Y así, día tras día, voy viendo peligros y miedos por todas partes: la viejita que va con el bolso abierto y colgando de su endeble brazo, el señor que se olvida siempre la mascarilla, el obeso mórbido que en su carrito de la compra lleva dos cajas de refrescos, la mujer asfixiada que apaga un cigarro y enciende otro, la zoqueta de más de 60 años que aún sigue sin vacunarse, la niña de 7 años que canta reguetón y baila sensualmente, el sinvergüenza de 20 años que amenaza a su abuelo exigiendo dinero y comodidades, la chica que desde que tiene novio ha roto con casi todas sus amistades,…

Hay días en los que flaqueo, me aplastan los miedos y temores y no puedo evitar pensar que somos un asco de sociedad, egoísta, sucia y con grandes carencias morales que solo va a peor. Barajo la posibilidad de no salir nunca más de casa y de crearme mi propio mundo lejos de tanto espanto y entonces es cuando, saliendo del tranvía, un pibe de unos 20 años lleno de piercings y tatuajes sale corriendo detrás de mí y me dice: “Señora, señoraaaa…. que se le han caído estos 20 euros del bolso y no se ha dado cuenta”.

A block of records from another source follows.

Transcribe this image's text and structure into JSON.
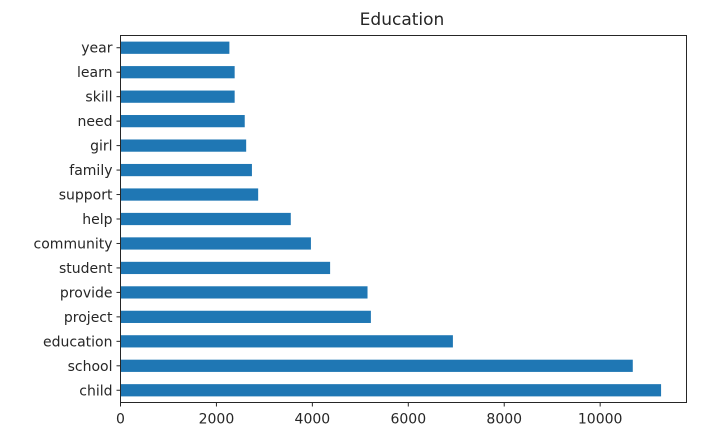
{
  "chart_data": {
    "type": "bar",
    "orientation": "horizontal",
    "title": "Education",
    "xlabel": "",
    "ylabel": "",
    "categories": [
      "child",
      "school",
      "education",
      "project",
      "provide",
      "student",
      "community",
      "help",
      "support",
      "family",
      "girl",
      "need",
      "skill",
      "learn",
      "year"
    ],
    "values": [
      11270,
      10680,
      6930,
      5220,
      5150,
      4370,
      3970,
      3550,
      2870,
      2740,
      2620,
      2590,
      2380,
      2380,
      2270
    ],
    "xlim": [
      0,
      11800
    ],
    "xticks": [
      0,
      2000,
      4000,
      6000,
      8000,
      10000
    ],
    "grid": false,
    "legend": "none",
    "bar_color": "#1f77b4"
  }
}
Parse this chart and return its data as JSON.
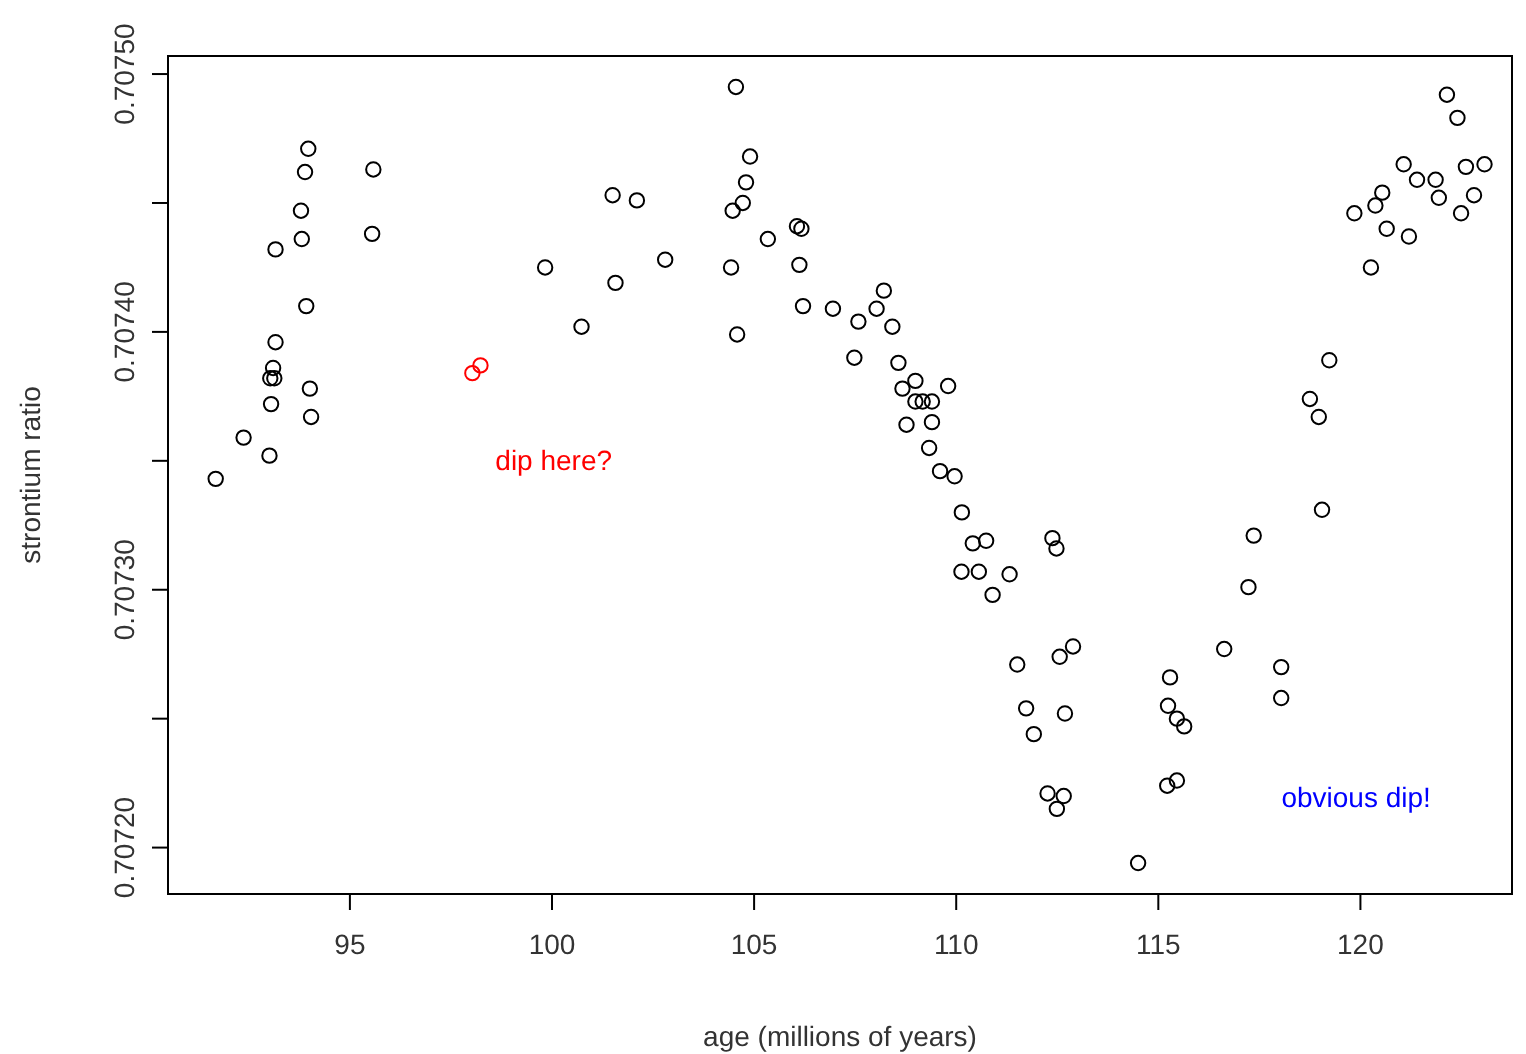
{
  "chart_data": {
    "type": "scatter",
    "xlabel": "age (millions of years)",
    "ylabel": "strontium ratio",
    "xlim": [
      90.5,
      123.75
    ],
    "ylim": [
      0.707182,
      0.707507
    ],
    "xticks": [
      95,
      100,
      105,
      110,
      115,
      120
    ],
    "yticks": [
      {
        "value": 0.7072,
        "label": "0.70720"
      },
      {
        "value": 0.70725,
        "label": null
      },
      {
        "value": 0.7073,
        "label": "0.70730"
      },
      {
        "value": 0.70735,
        "label": null
      },
      {
        "value": 0.7074,
        "label": "0.70740"
      },
      {
        "value": 0.70745,
        "label": null
      },
      {
        "value": 0.7075,
        "label": "0.70750"
      }
    ],
    "grid": false,
    "marker": "circle",
    "series": [
      {
        "color": "#000000",
        "x": [
          91.68,
          92.37,
          93.01,
          93.05,
          93.1,
          93.13,
          93.03,
          93.16,
          93.16,
          93.81,
          93.79,
          93.89,
          93.97,
          93.92,
          94.01,
          94.04,
          95.58,
          95.55,
          99.83,
          100.73,
          101.5,
          101.57,
          102.1,
          102.8,
          104.55,
          104.9,
          104.8,
          104.72,
          104.47,
          105.34,
          104.43,
          104.58,
          106.06,
          106.17,
          106.12,
          106.21,
          106.95,
          107.58,
          108.03,
          108.21,
          108.42,
          107.48,
          108.57,
          108.67,
          108.99,
          108.99,
          109.17,
          109.4,
          109.8,
          108.77,
          109.4,
          109.33,
          109.6,
          109.96,
          110.14,
          110.41,
          110.74,
          110.13,
          110.56,
          111.32,
          110.9,
          112.38,
          112.48,
          111.51,
          112.56,
          112.89,
          111.73,
          112.69,
          111.92,
          112.26,
          112.66,
          112.49,
          114.5,
          115.29,
          115.24,
          115.46,
          115.64,
          115.22,
          115.46,
          116.63,
          117.23,
          117.36,
          118.04,
          118.04,
          119.05,
          119.23,
          118.75,
          118.97,
          120.26,
          119.85,
          120.37,
          120.54,
          120.65,
          121.2,
          121.07,
          121.4,
          121.86,
          121.94,
          122.14,
          122.4,
          122.61,
          123.07,
          122.81,
          122.49
        ],
        "values": [
          0.707343,
          0.707359,
          0.707352,
          0.707372,
          0.707386,
          0.707382,
          0.707382,
          0.707396,
          0.707432,
          0.707436,
          0.707447,
          0.707462,
          0.707471,
          0.70741,
          0.707378,
          0.707367,
          0.707463,
          0.707438,
          0.707425,
          0.707402,
          0.707453,
          0.707419,
          0.707451,
          0.707428,
          0.707495,
          0.707468,
          0.707458,
          0.70745,
          0.707447,
          0.707436,
          0.707425,
          0.707399,
          0.707441,
          0.70744,
          0.707426,
          0.70741,
          0.707409,
          0.707404,
          0.707409,
          0.707416,
          0.707402,
          0.70739,
          0.707388,
          0.707378,
          0.707381,
          0.707373,
          0.707373,
          0.707373,
          0.707379,
          0.707364,
          0.707365,
          0.707355,
          0.707346,
          0.707344,
          0.70733,
          0.707318,
          0.707319,
          0.707307,
          0.707307,
          0.707306,
          0.707298,
          0.70732,
          0.707316,
          0.707271,
          0.707274,
          0.707278,
          0.707254,
          0.707252,
          0.707244,
          0.707221,
          0.70722,
          0.707215,
          0.707194,
          0.707266,
          0.707255,
          0.70725,
          0.707247,
          0.707224,
          0.707226,
          0.707277,
          0.707301,
          0.707321,
          0.70727,
          0.707258,
          0.707331,
          0.707389,
          0.707374,
          0.707367,
          0.707425,
          0.707446,
          0.707449,
          0.707454,
          0.70744,
          0.707437,
          0.707465,
          0.707459,
          0.707459,
          0.707452,
          0.707492,
          0.707483,
          0.707464,
          0.707465,
          0.707453,
          0.707446
        ]
      },
      {
        "color": "#ff0000",
        "x": [
          98.03,
          98.23
        ],
        "values": [
          0.707384,
          0.707387
        ]
      }
    ],
    "annotations": [
      "dip here?",
      "obvious dip!"
    ]
  }
}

Entonces lo miras con cara de imbécil, te percatas de que tiene una camisa de Imagine de John Lennon y que en la mano lleva un libro sobre fundamentos de la economía y no puede evitar quedarte paralizada y darle el mayor y más sinceros de los “GRACIAS”, aunque él no sepa que no es por los 20 euros sino por haberte devuelto la esperanza en la bondad del ser humano.